Sem querer arvorar-me em sociólogo de ocasião, tenho a percepção que tal fenómeno, inicialmente quase exclusivo de uma certa juventude, já contagiou outros sectores, mais adultos, atingindo alguma classe média onde cabem advogados, engenheiros, professores, médicos e até jogadores profissionais de futebol de evidente sucesso mediático, o que torna mais inesperado o tal inaudível reverso da devassa da própria intimidade.

Tenho, mais frequentemente do que poderia pensar, cruzado com gente que faz jogging ou passeia aos pares, de auscultadores na cabeça, e que conversa com o parceiro do lado, muitas vezes discutindo, sem se aperceber que o volume da voz está elevado ao ponto de transformar a conversa, privada, que está a ter, numa intervenção mais própria de um comício político.

O problema é que esses diálogos, quase inaudíveis para quem os faz mas insurdecedores para quem os ouve involuntariamente, revelam bem a dimensão da crise que muita gente está a viver, até pelo azedume dos diálogos, ou pela natureza dos temas que elegem para esses diálogos de surdos. Ainda há dias, num centro comercial de referência, fui testemunha de um desses diálogos entre um homem e uma mulher que presumi serem casados.

Ela queria comprar um gadget que não era barato, embora estivesse em promoção, mas ele lembrava-lhe que não estavam em condições de gastar muito dinheiro enquanto ela retorquia que ainda ganhava para comprar aquilo e que estava nas tintas para essas preocupações.
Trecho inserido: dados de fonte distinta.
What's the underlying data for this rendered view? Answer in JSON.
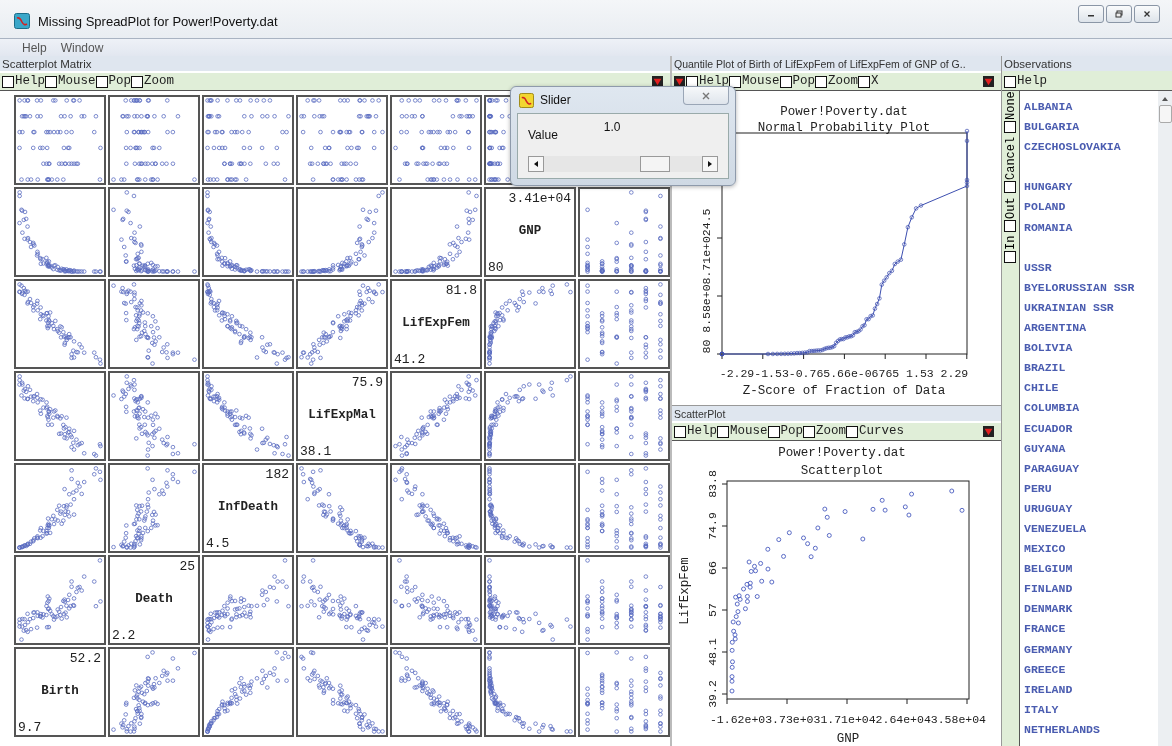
{
  "window": {
    "title": "Missing SpreadPlot for Power!Poverty.dat"
  },
  "menu": [
    "Help",
    "Window"
  ],
  "scatterplot_matrix": {
    "title": "Scatterplot Matrix",
    "toolbar": [
      {
        "label": "Help",
        "checked": false
      },
      {
        "label": "Mouse",
        "checked": false
      },
      {
        "label": "Pop",
        "checked": false
      },
      {
        "label": "Zoom",
        "checked": false
      }
    ],
    "variables": [
      {
        "name": "Birth",
        "max": "52.2",
        "min": "9.7"
      },
      {
        "name": "Death",
        "max": "25",
        "min": "2.2"
      },
      {
        "name": "InfDeath",
        "max": "182",
        "min": "4.5"
      },
      {
        "name": "LifExpMal",
        "max": "75.9",
        "min": "38.1"
      },
      {
        "name": "LifExpFem",
        "max": "81.8",
        "min": "41.2"
      },
      {
        "name": "GNP",
        "max": "3.41e+04",
        "min": "80"
      }
    ]
  },
  "quantile_plot": {
    "title": "Quantile Plot of Birth of LifExpFem of LifExpFem of GNP of G..",
    "toolbar": [
      {
        "label": "Help",
        "checked": false
      },
      {
        "label": "Mouse",
        "checked": false
      },
      {
        "label": "Pop",
        "checked": false
      },
      {
        "label": "Zoom",
        "checked": false
      },
      {
        "label": "X",
        "checked": false
      }
    ],
    "plot_title": "Power!Poverty.dat",
    "plot_subtitle": "Normal Probability Plot",
    "y_tick_labels": "80  8.58e+08.71e+024.5",
    "x_tick_labels": "-2.29-1.53-0.765.66e-06765 1.53 2.29",
    "xlabel": "Z-Score of Fraction of Data"
  },
  "scatterplot": {
    "title": "ScatterPlot",
    "toolbar": [
      {
        "label": "Help",
        "checked": false
      },
      {
        "label": "Mouse",
        "checked": false
      },
      {
        "label": "Pop",
        "checked": false
      },
      {
        "label": "Zoom",
        "checked": false
      },
      {
        "label": "Curves",
        "checked": false
      }
    ],
    "plot_title": "Power!Poverty.dat",
    "plot_subtitle": "Scatterplot",
    "ylabel": "LifExpFem",
    "yticks": [
      "39.2",
      "48.1",
      "57",
      "66",
      "74.9",
      "83.8"
    ],
    "x_tick_labels": "-1.62e+03.73e+031.71e+042.64e+043.58e+04",
    "xlabel": "GNP"
  },
  "observations": {
    "title": "Observations",
    "toolbar": [
      {
        "label": "Help",
        "checked": false
      }
    ],
    "side_controls": [
      {
        "label": "None",
        "checked": false
      },
      {
        "label": "Cancel",
        "checked": false
      },
      {
        "label": "Out",
        "checked": false
      },
      {
        "label": "In",
        "checked": false
      }
    ],
    "groups": [
      {
        "items": [
          {
            "label": "ALBANIA"
          },
          {
            "label": "BULGARIA"
          },
          {
            "label": "CZECHOSLOVAKIA"
          }
        ]
      },
      {
        "items": [
          {
            "label": "HUNGARY"
          },
          {
            "label": "POLAND"
          },
          {
            "label": "ROMANIA"
          }
        ]
      },
      {
        "items": [
          {
            "label": "USSR"
          },
          {
            "label": "BYELORUSSIAN SSR"
          },
          {
            "label": "UKRAINIAN SSR"
          },
          {
            "label": "ARGENTINA"
          },
          {
            "label": "BOLIVIA"
          },
          {
            "label": "BRAZIL"
          },
          {
            "label": "CHILE"
          },
          {
            "label": "COLUMBIA"
          },
          {
            "label": "ECUADOR"
          },
          {
            "label": "GUYANA"
          },
          {
            "label": "PARAGUAY"
          },
          {
            "label": "PERU"
          },
          {
            "label": "URUGUAY"
          },
          {
            "label": "VENEZUELA"
          },
          {
            "label": "MEXICO"
          },
          {
            "label": "BELGIUM"
          },
          {
            "label": "FINLAND"
          },
          {
            "label": "DENMARK"
          },
          {
            "label": "FRANCE"
          },
          {
            "label": "GERMANY"
          },
          {
            "label": "GREECE"
          },
          {
            "label": "IRELAND"
          },
          {
            "label": "ITALY"
          },
          {
            "label": "NETHERLANDS"
          }
        ]
      }
    ]
  },
  "slider": {
    "title": "Slider",
    "label": "Value",
    "value": "1.0",
    "level": 0.75
  }
}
Tudo em altos berros e ao alcance dos ouvidos do todos os outros clientes.

O que retenho do diálogo deste casal, claramente um casal que pertence ao exército da classe média, o exército que alimenta o movimento dos museus, o público dos teatros e das salas de música, os frequentadores dos restaurantes de boa qualidade e até os leitores de certas revistas e de certos jornais, bem como o negócio dos carros de gama média alta, ou o negócio das viagens turísticas, o que retenho desse diálogo é que a classe média está perder terreno, quando está a perder o emprego, a casa, a face e, o que é mais preocupante, a vontade de dar a volta a esta situação.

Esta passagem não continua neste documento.